Ожидание ареста продолжалось целый год. Благодаря какому-то необычайному везению отца все же не тронули, и ему удалось выжить. Причин тому мы так никогда и не узнали. Но за это время отца понизили в должности, он понял, что его военная карьера практически закончилась, и устроился работать преподавателем в Липецке. Мы все облегченно вздохнули.
Хотя мой отец и не был коммунистическим фанатиком, он никогда и не выступал против существующего режима. Во время гражданской войны он сражался в рядах Красной армии, был ранен под Петроградом, а затем послан на Кавказ, где служил в должности комиссара курсантской бригады, занимаясь политическим воспитанием красноармейцев.
Вопреки опасениям отца, я шел по жизни без особых осложнений, был избран в члены комитета комсомольской организации нашей школы, живо интересовался политикой, хотя в то время мои представления о жизни еще не полностью сформировались. По-детски я верил в возможность построения коммунистического общества. Как член комитета не раз выступал на собраниях и различных конференциях. Меня это весьма стимулировало, создавало впечатление, что я таким образом выполняю свой долг советского гражданина.

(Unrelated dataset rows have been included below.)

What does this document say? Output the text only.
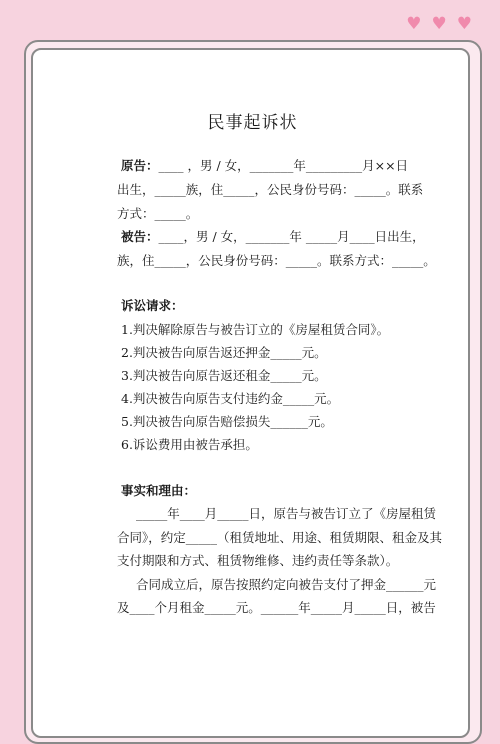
♥ ♥ ♥
民事起诉状
原告：____ ，男 / 女，_______年_________月××日
出生，_____族，住_____，公民身份号码：_____。联系
方式：_____。
被告：____，男 / 女，_______年 _____月____日出生，
族，住_____，公民身份号码：_____。联系方式：_____。
诉讼请求：
1.判决解除原告与被告订立的《房屋租赁合同》。
2.判决被告向原告返还押金_____元。
3.判决被告向原告返还租金_____元。
4.判决被告向原告支付违约金_____元。
5.判决被告向原告赔偿损失______元。
6.诉讼费用由被告承担。
事实和理由：
_____年____月_____日，原告与被告订立了《房屋租赁
合同》，约定_____（租赁地址、用途、租赁期限、租金及其
支付期限和方式、租赁物维修、违约责任等条款）。
合同成立后，原告按照约定向被告支付了押金______元
及____个月租金_____元。______年_____月_____日，被告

В конце 1939 года в Европе разразилась война. И хотя Молотов и Риббентроп заключили пакт о ненападении[4], мы были уверены, что в конечном счете и нас втянут в этот конфликт. Многие молодые ребята старались поступить в специальные учебные заведения, которые позволили бы им не прерывать учебу, получив отсрочку от военного призыва. Вышедший незадолго до этого указ устанавливал призывной возраст окончивших среднюю школу в 17 лет. Понятно, что конкурс при поступлении в такие школы был большой и выдержать его оказывалось нелегко.
Мне исполнилось как раз семнадцать, когда я окончил школу. Мать была в отчаянии: она считала, что меня сразу же убьют, если я попаду в армию. Надо было думать, что делать дальше. Хотя я еще не видел моря, меня в то время оно влекло к себе особенно сильно, обещая приключения на его просторах и путешествия в далекие страны. А отец подметил у меня еще и способности к всевозможным поделкам. Я с детства любил что-то строить своими руками. И он посоветовал мне поступить в Высшее Ленинградское военно-морское училище, готовившее гражданских инженеров-строителей.
Отец предупредил меня, что попасть в это престижное заведение будет очень трудно: желающих много, а вакансий мало.
– Но раз ты считаешь себя умнее других, – сказал он, – тебе и представится возможность доказать это. Твоя мать уверена, что ты поступишь, хотя она, скорее всего, и ошибается. У нас в Советском Союзе все матери уверены, что их дети самые умные.
Конкурс был огромным. На каждое место претендовало сорок абитуриентов. И это после того, как многих просто не допустили к экзаменам из-за недостаточного балла, полученного ими по окончании средней школы.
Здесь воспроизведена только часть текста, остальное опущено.